Werner Krause and Christina Gahn argue that we need to pay more attention to how the media communicates the results of opinion polls to the public. Reporting methodological details, such as margins of error, can alter citizens’ vote choices on election day. This has important implications for elections around the world
2024 is a big election year across the globe, when public opinion polls will come into sharp media focus. The US elections in 2016 and 2020, and the Brexit referendum in 2016, triggered debates about the reliability and potentially 'harmful' power of polls. Recent media reports are again covering the potential pitfalls of misinterpreting polling scores.
These discussions frequently revolve around the assumption that election polls not only mirror the preferences of voters but can also significantly influence them. Hence, while polls can serve as a valuable tool to help citizens make well-informed voting decisions, there is a concurrent risk that these decisions may be based on imprecise or faulty information.

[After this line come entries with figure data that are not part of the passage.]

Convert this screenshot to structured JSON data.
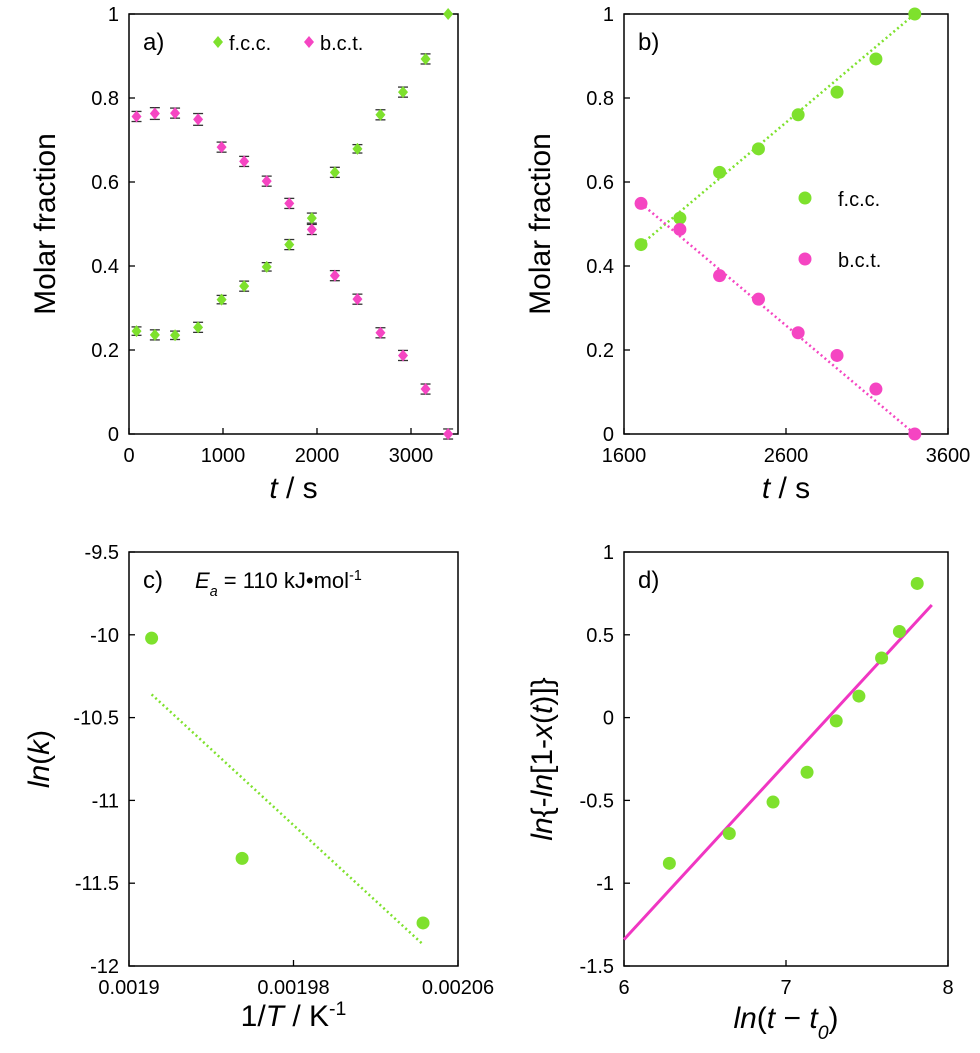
{
  "colors": {
    "fcc": "#7ee12d",
    "bct": "#f545c2",
    "line_d": "#f036c2",
    "errorbar": "#333333",
    "axis": "#000000"
  },
  "chart_data": [
    {
      "panel": "a)",
      "type": "scatter",
      "xlabel_italic": "t",
      "xlabel_rest": " / s",
      "ylabel": "Molar fraction",
      "xlim": [
        0,
        3500
      ],
      "ylim": [
        0,
        1
      ],
      "xticks": [
        0,
        1000,
        2000,
        3000
      ],
      "xtick_labels": [
        "0",
        "1000",
        "2000",
        "3000"
      ],
      "yticks": [
        0,
        0.2,
        0.4,
        0.6,
        0.8,
        1
      ],
      "ytick_labels": [
        "0",
        "0.2",
        "0.4",
        "0.6",
        "0.8",
        "1"
      ],
      "legend_position": "top",
      "series": [
        {
          "name": "f.c.c.",
          "color_key": "fcc",
          "marker": "diamond",
          "x": [
            80,
            275,
            490,
            735,
            985,
            1225,
            1465,
            1705,
            1945,
            2190,
            2430,
            2675,
            2915,
            3155,
            3395
          ],
          "y": [
            0.245,
            0.236,
            0.235,
            0.254,
            0.32,
            0.352,
            0.398,
            0.451,
            0.514,
            0.623,
            0.679,
            0.76,
            0.814,
            0.893,
            1.0
          ],
          "err": [
            0.01,
            0.012,
            0.01,
            0.012,
            0.01,
            0.012,
            0.01,
            0.012,
            0.012,
            0.012,
            0.01,
            0.012,
            0.012,
            0.012,
            0.0
          ]
        },
        {
          "name": "b.c.t.",
          "color_key": "bct",
          "marker": "diamond",
          "x": [
            80,
            275,
            490,
            735,
            985,
            1225,
            1465,
            1705,
            1945,
            2190,
            2430,
            2675,
            2915,
            3155,
            3395
          ],
          "y": [
            0.756,
            0.763,
            0.764,
            0.749,
            0.683,
            0.649,
            0.602,
            0.549,
            0.487,
            0.377,
            0.321,
            0.241,
            0.187,
            0.107,
            0.0
          ],
          "err": [
            0.012,
            0.014,
            0.012,
            0.014,
            0.012,
            0.012,
            0.012,
            0.012,
            0.012,
            0.012,
            0.012,
            0.012,
            0.012,
            0.012,
            0.012
          ]
        }
      ]
    },
    {
      "panel": "b)",
      "type": "scatter",
      "xlabel_italic": "t",
      "xlabel_rest": " / s",
      "ylabel": "Molar fraction",
      "xlim": [
        1600,
        3600
      ],
      "ylim": [
        0,
        1
      ],
      "xticks": [
        1600,
        2600,
        3600
      ],
      "xtick_labels": [
        "1600",
        "2600",
        "3600"
      ],
      "yticks": [
        0,
        0.2,
        0.4,
        0.6,
        0.8,
        1
      ],
      "ytick_labels": [
        "0",
        "0.2",
        "0.4",
        "0.6",
        "0.8",
        "1"
      ],
      "legend_position": "right-center",
      "series": [
        {
          "name": "f.c.c.",
          "color_key": "fcc",
          "marker": "circle",
          "x": [
            1705,
            1945,
            2190,
            2430,
            2675,
            2915,
            3155,
            3395
          ],
          "y": [
            0.451,
            0.514,
            0.623,
            0.679,
            0.76,
            0.814,
            0.893,
            1.0
          ],
          "fit": {
            "x": [
              1705,
              3395
            ],
            "y": [
              0.451,
              1.0
            ],
            "style": "dotted"
          }
        },
        {
          "name": "b.c.t.",
          "color_key": "bct",
          "marker": "circle",
          "x": [
            1705,
            1945,
            2190,
            2430,
            2675,
            2915,
            3155,
            3395
          ],
          "y": [
            0.549,
            0.487,
            0.377,
            0.321,
            0.241,
            0.187,
            0.107,
            0.0
          ],
          "fit": {
            "x": [
              1705,
              3395
            ],
            "y": [
              0.549,
              0.0
            ],
            "style": "dotted"
          }
        }
      ]
    },
    {
      "panel": "c)",
      "type": "scatter",
      "xlabel_main": "1/",
      "xlabel_italic": "T",
      "xlabel_rest": " / K",
      "xlabel_sup": "-1",
      "ylabel_italic": "ln",
      "ylabel_rest": "(",
      "ylabel_italic2": "k",
      "ylabel_end": ")",
      "annotation": {
        "E": "E",
        "sub": "a",
        "text": " = 110 kJ•mol",
        "sup": "-1"
      },
      "xlim": [
        0.0019,
        0.00206
      ],
      "ylim": [
        -12,
        -9.5
      ],
      "xticks": [
        0.0019,
        0.00198,
        0.00206
      ],
      "xtick_labels": [
        "0.0019",
        "0.00198",
        "0.00206"
      ],
      "yticks": [
        -12,
        -11.5,
        -11,
        -10.5,
        -10,
        -9.5
      ],
      "ytick_labels": [
        "-12",
        "-11.5",
        "-11",
        "-10.5",
        "-10",
        "-9.5"
      ],
      "series": [
        {
          "color_key": "fcc",
          "marker": "circle",
          "x": [
            0.001911,
            0.001955,
            0.002043
          ],
          "y": [
            -10.02,
            -11.35,
            -11.74
          ],
          "fit": {
            "x": [
              0.001911,
              0.002043
            ],
            "y": [
              -10.36,
              -11.87
            ],
            "style": "dotted"
          }
        }
      ]
    },
    {
      "panel": "d)",
      "type": "scatter",
      "xlabel_italic": "ln",
      "xlabel_rest": "(",
      "xlabel_italic2": "t",
      "xlabel_mid": " − ",
      "xlabel_italic3": "t",
      "xlabel_sub": "0",
      "xlabel_end": ")",
      "ylabel_parts": [
        "ln",
        "{-",
        "ln",
        "[1-",
        "x",
        "(",
        "t",
        ")]}"
      ],
      "xlim": [
        6,
        8
      ],
      "ylim": [
        -1.5,
        1
      ],
      "xticks": [
        6,
        7,
        8
      ],
      "xtick_labels": [
        "6",
        "7",
        "8"
      ],
      "yticks": [
        -1.5,
        -1,
        -0.5,
        0,
        0.5,
        1
      ],
      "ytick_labels": [
        "-1.5",
        "-1",
        "-0.5",
        "0",
        "0.5",
        "1"
      ],
      "series": [
        {
          "color_key": "fcc",
          "marker": "circle",
          "x": [
            6.28,
            6.65,
            6.92,
            7.13,
            7.31,
            7.45,
            7.59,
            7.7,
            7.81
          ],
          "y": [
            -0.88,
            -0.7,
            -0.51,
            -0.33,
            -0.02,
            0.13,
            0.36,
            0.52,
            0.81
          ],
          "fit": {
            "x": [
              6.0,
              7.9
            ],
            "y": [
              -1.34,
              0.68
            ],
            "style": "solid",
            "color_key": "line_d"
          }
        }
      ]
    }
  ]
}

Election polls not only mirror the preferences of voters but can also significantly influence them
Elections are often tightly contested. Since the year 2000, a margin of less than 2.5 percentage points has decided more than a quarter of parliamentary elections in the European Union.

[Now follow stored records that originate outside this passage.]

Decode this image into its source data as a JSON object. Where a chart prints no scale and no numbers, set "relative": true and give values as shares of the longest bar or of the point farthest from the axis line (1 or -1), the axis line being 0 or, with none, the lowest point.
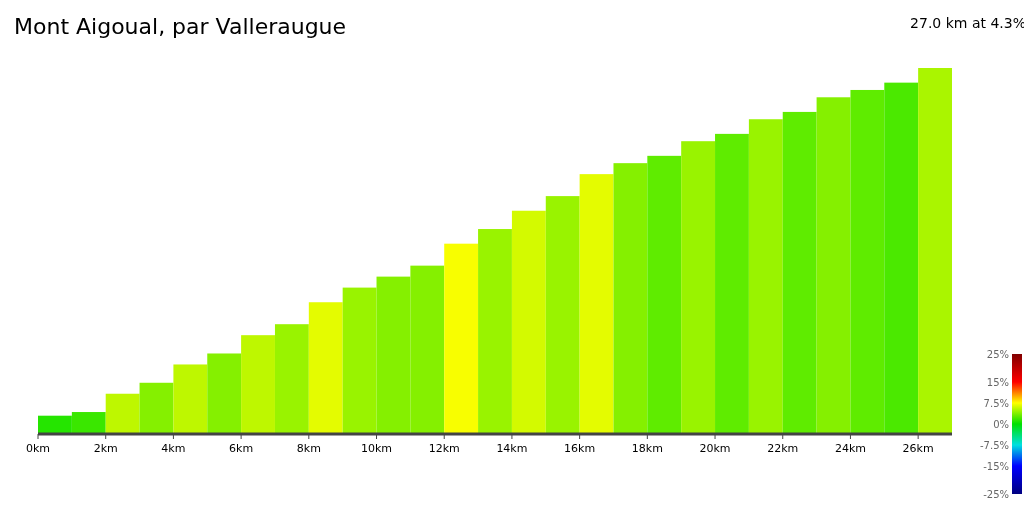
{
  "chart_data": {
    "type": "bar",
    "title": "Mont Aigoual, par Valleraugue",
    "subtitle": "27.0 km at 4.3%",
    "relative": true,
    "x": [
      0.5,
      1.5,
      2.5,
      3.5,
      4.5,
      5.5,
      6.5,
      7.5,
      8.5,
      9.5,
      10.5,
      11.5,
      12.5,
      13.5,
      14.5,
      15.5,
      16.5,
      17.5,
      18.5,
      19.5,
      20.5,
      21.5,
      22.5,
      23.5,
      24.5,
      25.5,
      26.5
    ],
    "values": [
      0.05,
      0.06,
      0.11,
      0.14,
      0.19,
      0.22,
      0.27,
      0.3,
      0.36,
      0.4,
      0.43,
      0.46,
      0.52,
      0.56,
      0.61,
      0.65,
      0.71,
      0.74,
      0.76,
      0.8,
      0.82,
      0.86,
      0.88,
      0.92,
      0.94,
      0.96,
      1
    ],
    "cvalues": [
      1.1,
      1.7,
      5.6,
      3.9,
      5.6,
      3.9,
      5.6,
      4.5,
      6.7,
      4.5,
      3.9,
      3.9,
      7.3,
      4.5,
      6.2,
      4.5,
      6.7,
      3.9,
      2.8,
      4.5,
      2.8,
      4.5,
      2.8,
      3.9,
      2.8,
      2.2,
      5
    ],
    "xlim": [
      0,
      27
    ],
    "xticks": [
      {
        "value": 0,
        "label": "0km"
      },
      {
        "value": 2,
        "label": "2km"
      },
      {
        "value": 4,
        "label": "4km"
      },
      {
        "value": 6,
        "label": "6km"
      },
      {
        "value": 8,
        "label": "8km"
      },
      {
        "value": 10,
        "label": "10km"
      },
      {
        "value": 12,
        "label": "12km"
      },
      {
        "value": 14,
        "label": "14km"
      },
      {
        "value": 16,
        "label": "16km"
      },
      {
        "value": 18,
        "label": "18km"
      },
      {
        "value": 20,
        "label": "20km"
      },
      {
        "value": 22,
        "label": "22km"
      },
      {
        "value": 24,
        "label": "24km"
      },
      {
        "value": 26,
        "label": "26km"
      }
    ],
    "clim": [
      -25,
      25
    ],
    "cticks": [
      {
        "value": 25,
        "label": "25%"
      },
      {
        "value": 15,
        "label": "15%"
      },
      {
        "value": 7.5,
        "label": "7.5%"
      },
      {
        "value": 0,
        "label": "0%"
      },
      {
        "value": -7.5,
        "label": "-7.5%"
      },
      {
        "value": -15,
        "label": "-15%"
      },
      {
        "value": -25,
        "label": "-25%"
      }
    ],
    "tick_labels": "x"
  }
}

Whether and how polls influence election results has long been subject to academic analysis. This has identified a wide array of potential influences described variously as bandwagon, momentum, Titanic, or underdog effects. Additionally, as the political landscape diversifies and the number of political parties increases, strategic voting decisions become more crucial.
The effectiveness of these voting strategies, however, hinges on the quality of polling estimates, which is challenging for voters to assess. Key questions arise regarding the recruitment of survey participants, whether they represent the voting population, and how many people come out to vote on election day. Moreover, what methods do polling institutes employ to correct potential biases in their samples?

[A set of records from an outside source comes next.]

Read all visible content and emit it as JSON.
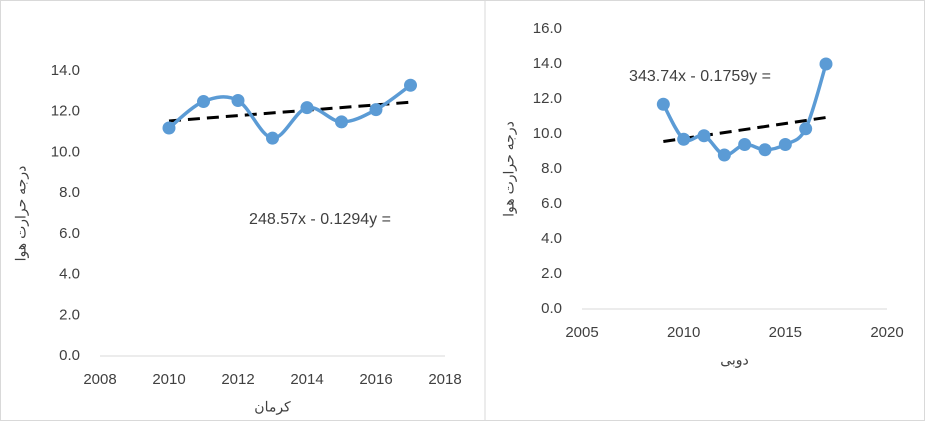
{
  "chart_data": [
    {
      "type": "line",
      "xlabel": "كرمان",
      "ylabel": "درجه حرارت هوا",
      "annotation": "248.57x - 0.1294y =",
      "x": [
        2010,
        2011,
        2012,
        2013,
        2014,
        2015,
        2016,
        2017
      ],
      "series": [
        {
          "color": "#5b9bd5",
          "values": [
            11.2,
            12.5,
            12.55,
            10.7,
            12.2,
            11.5,
            12.1,
            13.3
          ]
        }
      ],
      "xlim": [
        2008,
        2018
      ],
      "xticks": [
        2008,
        2010,
        2012,
        2014,
        2016,
        2018
      ],
      "ylim": [
        0,
        14
      ],
      "yticks": [
        {
          "value": 0,
          "label": "0.0"
        },
        {
          "value": 2,
          "label": "2.0"
        },
        {
          "value": 4,
          "label": "4.0"
        },
        {
          "value": 6,
          "label": "6.0"
        },
        {
          "value": 8,
          "label": "8.0"
        },
        {
          "value": 10,
          "label": "10.0"
        },
        {
          "value": 12,
          "label": "12.0"
        },
        {
          "value": 14,
          "label": "14.0"
        }
      ],
      "trendline": true
    },
    {
      "type": "line",
      "xlabel": "دوبی",
      "ylabel": "درجه حرارت هوا",
      "annotation": "343.74x - 0.1759y =",
      "x": [
        2009,
        2010,
        2011,
        2012,
        2013,
        2014,
        2015,
        2016,
        2017
      ],
      "series": [
        {
          "color": "#5b9bd5",
          "values": [
            11.7,
            9.7,
            9.9,
            8.8,
            9.4,
            9.1,
            9.4,
            10.3,
            14.0
          ]
        }
      ],
      "xlim": [
        2005,
        2020
      ],
      "xticks": [
        2005,
        2010,
        2015,
        2020
      ],
      "ylim": [
        0,
        16
      ],
      "yticks": [
        {
          "value": 0,
          "label": "0.0"
        },
        {
          "value": 2,
          "label": "2.0"
        },
        {
          "value": 4,
          "label": "4.0"
        },
        {
          "value": 6,
          "label": "6.0"
        },
        {
          "value": 8,
          "label": "8.0"
        },
        {
          "value": 10,
          "label": "10.0"
        },
        {
          "value": 12,
          "label": "12.0"
        },
        {
          "value": 14,
          "label": "14.0"
        },
        {
          "value": 16,
          "label": "16.0"
        }
      ],
      "trendline": true
    }
  ]
}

Against this backdrop, polling values reported in the media often show more precision than is appropriate. To address some of these uncertainties, margins of error can illustrate the range within which polling estimates are most likely to fall. Although margins of error do not provide a complete picture of a poll’s reliability, they underscore the need for caution when interpreting polling estimates.
Margins of error underscore the need for caution when interpreting polling estimates
Despite their significance, margins of error usually receive little attention in media reporting. For instance, a study spanning 1980 to 2002 found that only 2% of polling results reported in German media included corresponding margins of error. However, there is a positive trend evident from 2005 to 2017, which shows this figure doubling. According to our data, German media mentioned margins of error in 23% of reports leading up to the 2021 election.
While this data reflects an improvement, the media rarely presents or discusses margins explicitly. Margins are often mentioned only in small text below the polls or at the end of news reports.
We recently published a study in the European Journal for Political Research. Our study, conducted in Germany, delved into the significance of debates surrounding election polls. We employed a survey experiment to examine whether citizens' voting intentions shift when they are shown the uncertainties inherent in polls, particularly when the margins of error are explicit.
We hypothesised that if a political contest is perceived as open, more voters would be inclined to support one of the two largest parties. Such a scenario not only impacts the election outcome but also influences the subsequent government formation process. Our experiment presented participants with various polling estimates. We made the margins of error explicit for some respondents and omitted them for others.
Our results revealed that citizens make different voting decisions based on the presentation of margins of error. When displayed in a closely contested race, more citizens cast their votes for one of the two largest parties. Importantly, these differences in voting decisions are linked to the interpretation of the margins of error. This was evident when the polls were accompanied by an assessment emphasising the openness of the election outcome in relation to the margins of error.
The crucial role of polls in shaping political competition is evident in various additional examples. Former Austrian ÖVP Chancellor Sebastian Kurz and two pollsters are currently facing accusations of financing and publishing manipulated surveys from 2017. Research also indicates that political parties align their campaign strategies with the fluctuations in survey values. Furthermore, polls play a role in influencing the media coverage of political parties during election campaigns.
Research indicates that political parties align their campaign strategies with the fluctuations in survey values
But how should the media present polling values to the public? One approach is to prohibit altogether the publication of polling results immediately before elections. Indeed, according to the European Society for Opinion and Market Research, 46% of countries worldwide already observe this practice. However, such attempts are increasingly ineffective, as we see in the case of the French presidential elections, during which results were published in neighbouring countries, despite a ban. A publication ban also raises concerns related to press freedom.
An alternative solution involves a responsible and transparent presentation of polls by polling institutes and the media. Simply mentioning margins of error is insufficient; instead, we should consider graphical representations of margins of error and provide additional crucial information, such as the number of undecided voters. Reports that delve into and illustrate the uncertainties associated with polls can also contribute positively to public understanding.
Despite ongoing improvements in survey methodologies by polling institutes, statistical challenges persist in every poll. Transparent communication about these issues is paramount, given the multitude of factors influencing poll quality. Our goal should be to empower voters with all the information they need to make their choice. This includes communicating clearly that polls are snapshots of citizens' voting preferences, accompanied by inherent statistical uncertainty.